When making lifetime gifts you should review your will. You can, for example, change your will to stipulate how any tax arising on the gifts after your death should be dealt with. You can also include a provision that takes into account any gifts you have made during your lifetime, so that an individual’s share of your estate is effectively reduced by the value they have already received.
Can I give away assets so that I do not have to pay care home fees?
Giving away assets, by whatever means, as an attempt to avoid paying care home fees is not advisable. Where there has been a deliberate attempt to reduce the value of your assets to avoid paying care home fees, your local authority has the power to effectively ignore the gifts you have made and require care home fees to be paid by the recipients of the gifts.
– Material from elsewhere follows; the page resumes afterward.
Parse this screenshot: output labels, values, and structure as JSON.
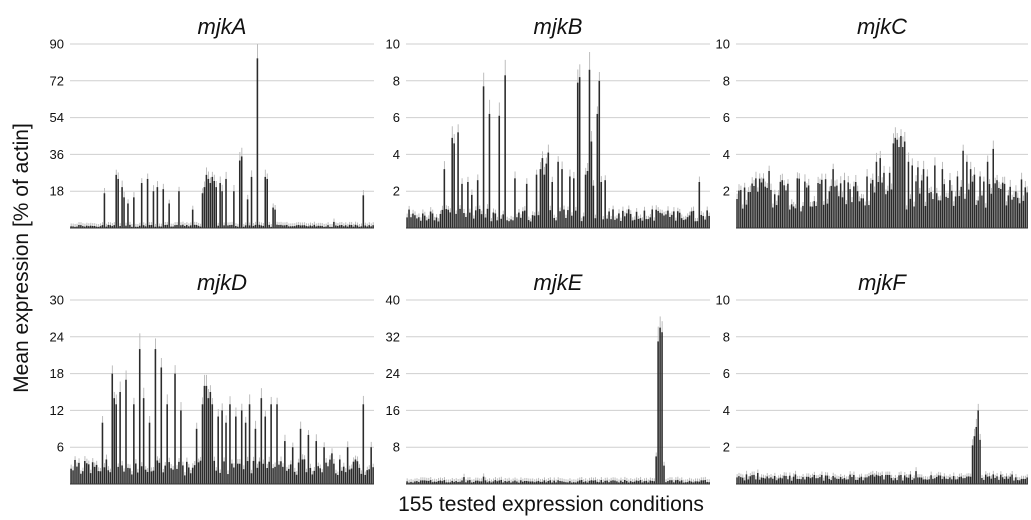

If you are part of a couple, you might consider giving away your respective shares of the family home by putting them into a trust, which would provide for the share originally owned by the first of you to die, to be protected from attack in the event the survivor needs to go into a care home at some point. Putting such an arrangement in place will, however, require specialist advice.
What else do I need to consider?
It is never a good idea to give away your main asset or leave yourself without a safety net for the future. Any gifts should be considered carefully and only made if your standard of living will not be adversely affected and your remaining assets will be sufficient for your needs, even if your circumstances change.
The contents of this article are for the purposes of general awareness only. They do not purport to constitute legal or professional advice. The law may have changed since this article was published. Readers should not act on the basis of the information included and should take appropriate professional advice upon their own particular circumstances.